Ähnlich gelagert: der Streit um die von Bartholomaios ausgegebenen Presseausweise. Auf ihnen prangt groß die Aufschrift „Ökumenisches Patriarchat“, weswegen die Polizei die Pressestelle kurzzeitig schließen ließ.

„Beide Seiten spielen natürlich mit dieser Frage, die in der Türkei hochpolitisch ist. Hier darf es nicht „Ökumenisches“ Patriarchat heißen, obwohl es dafür keinen nachvollziehbaren Grund gibt, und auf der anderen Seite hält der Patriarch natürlich zu Recht am Titel „Ökumenisch“ fest.“

An diesem Donnerstag-Abend nun der Besuch des Papstes in der Blauen Moschee von Istanbul – was denken türkische Moslems, die diese Szene am Fernsehschirm verfolgen? Menschenrechts-Experte Oehring hat vor allem mit Taxifahrern darüber gesprochen.

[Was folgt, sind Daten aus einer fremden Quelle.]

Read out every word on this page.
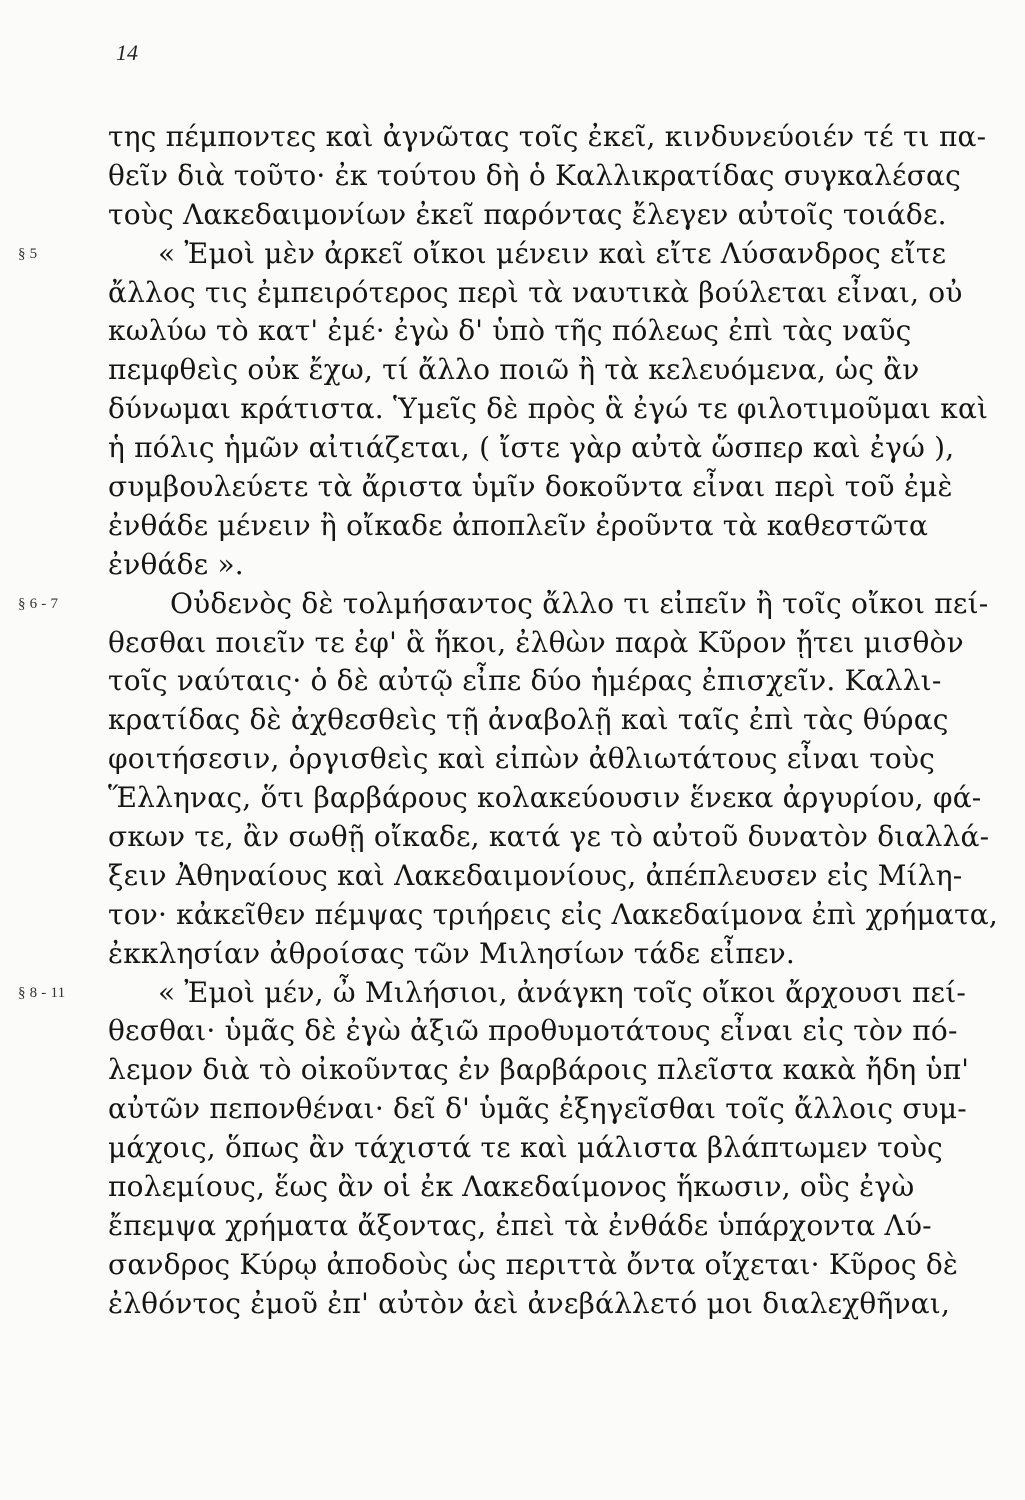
14
της πέμποντες καὶ ἀγνῶτας τοῖς ἐκεῖ, κινδυνεύοιέν τέ τι πα-
θεῖν διὰ τοῦτο· ἐκ τούτου δὴ ὁ Καλλικρατίδας συγκαλέσας
τοὺς Λακεδαιμονίων ἐκεῖ παρόντας ἔλεγεν αὐτοῖς τοιάδε.
§ 5	« Ἐμοὶ μὲν ἀρκεῖ οἴκοι μένειν καὶ εἴτε Λύσανδρος εἴτε
ἄλλος τις ἐμπειρότερος περὶ τὰ ναυτικὰ βούλεται εἶναι, οὐ
κωλύω τὸ κατ' ἐμέ· ἐγὼ δ' ὑπὸ τῆς πόλεως ἐπὶ τὰς ναῦς
πεμφθεὶς οὐκ ἔχω, τί ἄλλο ποιῶ ἢ τὰ κελευόμενα, ὡς ἂν
δύνωμαι κράτιστα. Ὑμεῖς δὲ πρὸς ἃ ἐγώ τε φιλοτιμοῦμαι καὶ
ἡ πόλις ἡμῶν αἰτιάζεται, ( ἴστε γὰρ αὐτὰ ὥσπερ καὶ ἐγώ ),
συμβουλεύετε τὰ ἄριστα ὑμῖν δοκοῦντα εἶναι περὶ τοῦ ἐμὲ
ἐνθάδε μένειν ἢ οἴκαδε ἀποπλεῖν ἐροῦντα τὰ καθεστῶτα
ἐνθάδε ».
§ 6 - 7	Οὐδενὸς δὲ τολμήσαντος ἄλλο τι εἰπεῖν ἢ τοῖς οἴκοι πεί-
θεσθαι ποιεῖν τε ἐφ' ἃ ἥκοι, ἐλθὼν παρὰ Κῦρον ᾔτει μισθὸν
τοῖς ναύταις· ὁ δὲ αὐτῷ εἶπε δύο ἡμέρας ἐπισχεῖν. Καλλι-
κρατίδας δὲ ἀχθεσθεὶς τῇ ἀναβολῇ καὶ ταῖς ἐπὶ τὰς θύρας
φοιτήσεσιν, ὀργισθεὶς καὶ εἰπὼν ἀθλιωτάτους εἶναι τοὺς
Ἕλληνας, ὅτι βαρβάρους κολακεύουσιν ἕνεκα ἀργυρίου, φά-
σκων τε, ἂν σωθῇ οἴκαδε, κατά γε τὸ αὐτοῦ δυνατὸν διαλλά-
ξειν Ἀθηναίους καὶ Λακεδαιμονίους, ἀπέπλευσεν εἰς Μίλη-
τον· κἀκεῖθεν πέμψας τριήρεις εἰς Λακεδαίμονα ἐπὶ χρήματα,
ἐκκλησίαν ἀθροίσας τῶν Μιλησίων τάδε εἶπεν.
§ 8 - 11	« Ἐμοὶ μέν, ὦ Μιλήσιοι, ἀνάγκη τοῖς οἴκοι ἄρχουσι πεί-
θεσθαι· ὑμᾶς δὲ ἐγὼ ἀξιῶ προθυμοτάτους εἶναι εἰς τὸν πό-
λεμον διὰ τὸ οἰκοῦντας ἐν βαρβάροις πλεῖστα κακὰ ἤδη ὑπ'
αὐτῶν πεπονθέναι· δεῖ δ' ὑμᾶς ἐξηγεῖσθαι τοῖς ἄλλοις συμ-
μάχοις, ὅπως ἂν τάχιστά τε καὶ μάλιστα βλάπτωμεν τοὺς
πολεμίους, ἕως ἂν οἱ ἐκ Λακεδαίμονος ἥκωσιν, οὓς ἐγὼ
ἔπεμψα χρήματα ἄξοντας, ἐπεὶ τὰ ἐνθάδε ὑπάρχοντα Λύ-
σανδρος Κύρῳ ἀποδοὺς ὡς περιττὰ ὄντα οἴχεται· Κῦρος δὲ
ἐλθόντος ἐμοῦ ἐπ' αὐτὸν ἀεὶ ἀνεβάλλετό μοι διαλεχθῆναι,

„Wenn der Papst nur die Hagia Sophia besucht hätte, dann hätte es tatsächlich passieren können, dass der normale, wenig informierte Bürger hier in der Türkei gedacht hätte: Der Papst versucht die Hagia Sophia wieder in den Griff zu bekommen. Es gibt ja Gerüchte, dass Al-Quaida noch für den heutigen Tag ein Attentat auf ihn plane, weil er eben als Kreuzfahrer in die Türkei gekommen sei und versuche, das türkische Volk zu bekehren. Das wird ihm wahrscheinlich in seinen drei, vier Tagen hier in der Türkei nicht gelingen, davon müssen wir wohl (vielleicht leider) ausgehen!“

Diese nüchterne Einsicht scheint sich auch bei der Mehrheit der Bevölkerung breitgemacht zu haben.

„Man muss eigentlich insgesamt sagen: Man kann nur erstaunt sein über die Ruhe, die hier eigentlich in Istanbul herrscht angesichts der Verkehrsprobleme, von denen eigentlich alle hier in der Stadt betroffen sind. Die Sperrungen in Istanbul sind gewaltig, heute Morgen vor dem Patriarchat hat es durchaus kritische Stimmen gegeben, weil die Leute nicht zu ihrer Arbeit gekommen sind, ihre Verkehrsmittel nicht erreichen konnten und dann riesige Umwege in Kauf nehmen mussten. Aber ich denke, dass waren negative Äußerungen, die sich wirklich auf das Faktum der Verkehrsprobleme bezogen und nicht auf den Papst.“

(rv 30.11.06 sk)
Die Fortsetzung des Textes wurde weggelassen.